Our study has limitations. Morning report is not unique to internal medicine programs; the results from this study may not be generalizable to all specialties. The residency programs studied are located in New England. However, the characteristics of morning reports at the four programs in this study are similar to those recently described in the multi-site study by Heppe et al. in terms of duration, number of cases, primary facilitator, and attendees [13]. Additionally, all three members of the coding team were part of a single residency program (YPC) and may have been influenced by their program’s expectations regarding morning report. The coding team did strictly adhere to an inductive, iterative process to limit the influence of any pre-identified hypotheses, and the findings were reviewed and approved by research members across all sites. We also chose to exclude medical students in our interviews as they were not the primary target learners for morning report in any of the participating programs, although their attendance was encouraged. We acknowledge that medical students attend morning report with a different fund of knowledge and need for psychological safety compared to residents, and that student opinions might have shed light on some aspects of report. Finally, our study was conducted prior to the COVID-19 pandemic and the movement of didactics to online learning. However, we believe the principles for our four themes are transferrable to morning report conducted in the virtual space, with utilization of technology to enhance learner engagement becoming even more important (for example, use of polling, chat, annotation, break-out rooms, and white board for chalk talks).

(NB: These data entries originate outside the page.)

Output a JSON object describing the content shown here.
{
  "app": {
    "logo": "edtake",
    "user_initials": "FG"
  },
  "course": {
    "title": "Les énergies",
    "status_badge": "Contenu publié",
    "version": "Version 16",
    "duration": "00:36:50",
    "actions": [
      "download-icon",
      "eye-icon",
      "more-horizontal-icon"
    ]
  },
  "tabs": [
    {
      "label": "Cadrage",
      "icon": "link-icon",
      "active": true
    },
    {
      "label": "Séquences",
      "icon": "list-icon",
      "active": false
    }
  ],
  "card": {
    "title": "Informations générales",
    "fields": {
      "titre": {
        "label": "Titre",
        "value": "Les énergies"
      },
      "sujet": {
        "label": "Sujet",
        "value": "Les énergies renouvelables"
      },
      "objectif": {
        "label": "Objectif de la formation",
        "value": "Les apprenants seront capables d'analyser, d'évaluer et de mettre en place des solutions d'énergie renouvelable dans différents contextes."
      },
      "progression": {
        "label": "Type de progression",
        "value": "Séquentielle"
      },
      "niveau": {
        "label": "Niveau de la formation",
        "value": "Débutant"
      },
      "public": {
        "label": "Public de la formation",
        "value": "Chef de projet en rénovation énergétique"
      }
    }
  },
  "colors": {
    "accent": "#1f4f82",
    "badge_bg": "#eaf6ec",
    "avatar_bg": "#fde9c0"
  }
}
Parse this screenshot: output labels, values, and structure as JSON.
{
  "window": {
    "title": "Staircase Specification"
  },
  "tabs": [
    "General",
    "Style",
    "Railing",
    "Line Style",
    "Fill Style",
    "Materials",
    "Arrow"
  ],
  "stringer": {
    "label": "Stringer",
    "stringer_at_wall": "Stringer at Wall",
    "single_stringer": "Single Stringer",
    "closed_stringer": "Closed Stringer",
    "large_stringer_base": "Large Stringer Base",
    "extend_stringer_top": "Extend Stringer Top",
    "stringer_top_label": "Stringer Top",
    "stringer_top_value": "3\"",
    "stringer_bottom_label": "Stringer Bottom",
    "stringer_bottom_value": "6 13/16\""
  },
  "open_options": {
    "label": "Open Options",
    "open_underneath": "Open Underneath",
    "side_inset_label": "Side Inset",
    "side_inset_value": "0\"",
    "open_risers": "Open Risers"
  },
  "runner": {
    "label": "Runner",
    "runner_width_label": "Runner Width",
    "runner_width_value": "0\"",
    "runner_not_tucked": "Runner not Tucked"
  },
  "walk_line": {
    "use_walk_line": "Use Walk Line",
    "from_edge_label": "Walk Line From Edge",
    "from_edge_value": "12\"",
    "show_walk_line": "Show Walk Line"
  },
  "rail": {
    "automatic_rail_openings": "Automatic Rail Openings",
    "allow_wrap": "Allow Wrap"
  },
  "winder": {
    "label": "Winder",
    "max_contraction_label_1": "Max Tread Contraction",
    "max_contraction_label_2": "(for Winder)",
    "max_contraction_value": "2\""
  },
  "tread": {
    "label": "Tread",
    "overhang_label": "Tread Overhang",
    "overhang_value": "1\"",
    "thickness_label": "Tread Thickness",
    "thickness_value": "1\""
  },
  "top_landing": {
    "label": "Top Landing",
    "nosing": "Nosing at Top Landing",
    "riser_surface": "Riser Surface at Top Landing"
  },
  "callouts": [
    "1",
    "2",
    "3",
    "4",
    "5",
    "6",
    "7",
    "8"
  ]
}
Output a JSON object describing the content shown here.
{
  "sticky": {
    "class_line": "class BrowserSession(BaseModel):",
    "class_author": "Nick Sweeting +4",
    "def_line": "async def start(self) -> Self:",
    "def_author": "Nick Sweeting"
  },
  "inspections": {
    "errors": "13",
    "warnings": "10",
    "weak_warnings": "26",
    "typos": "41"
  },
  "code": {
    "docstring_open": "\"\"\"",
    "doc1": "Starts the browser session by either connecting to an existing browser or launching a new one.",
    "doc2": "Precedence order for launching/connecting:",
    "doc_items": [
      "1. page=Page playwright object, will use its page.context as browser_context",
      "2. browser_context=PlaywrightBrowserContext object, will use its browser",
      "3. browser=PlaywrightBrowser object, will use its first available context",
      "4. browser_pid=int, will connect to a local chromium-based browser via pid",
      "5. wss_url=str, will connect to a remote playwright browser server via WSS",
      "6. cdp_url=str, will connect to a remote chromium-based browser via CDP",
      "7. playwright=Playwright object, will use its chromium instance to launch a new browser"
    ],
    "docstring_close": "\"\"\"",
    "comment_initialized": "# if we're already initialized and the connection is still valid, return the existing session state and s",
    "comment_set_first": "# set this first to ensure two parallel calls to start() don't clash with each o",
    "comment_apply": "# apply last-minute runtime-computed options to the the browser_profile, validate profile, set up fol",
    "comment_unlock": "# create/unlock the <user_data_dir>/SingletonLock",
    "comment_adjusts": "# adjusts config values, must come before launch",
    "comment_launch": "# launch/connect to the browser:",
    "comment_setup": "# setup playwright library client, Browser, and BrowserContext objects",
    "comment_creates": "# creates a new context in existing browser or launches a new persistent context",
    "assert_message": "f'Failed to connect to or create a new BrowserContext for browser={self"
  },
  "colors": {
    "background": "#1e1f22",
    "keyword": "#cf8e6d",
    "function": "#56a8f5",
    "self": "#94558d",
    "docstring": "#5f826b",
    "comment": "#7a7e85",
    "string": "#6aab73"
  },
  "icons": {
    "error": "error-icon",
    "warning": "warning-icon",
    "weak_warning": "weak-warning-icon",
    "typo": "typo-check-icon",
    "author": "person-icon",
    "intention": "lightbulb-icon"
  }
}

Based on the sheer number of behaviors identified, facilitating a successful morning report is clearly a complex task for even the most experienced educators. Programs committed to maximizing the potential of morning report for resident education should invest in training their rising Chief Residents. Learning to teach effectively necessitates deliberate practice, mentorship, and feedback. Future research should incorporate the themes described above as a framework to both train and evaluate Chief Resident competency in leading morning report.

Conclusion

This study is the first to fully characterize the specific Chief Resident skills required to conduct morning report successfully. Residency programs should train their Chief Residents to incorporate those behaviors associated with successful morning reports.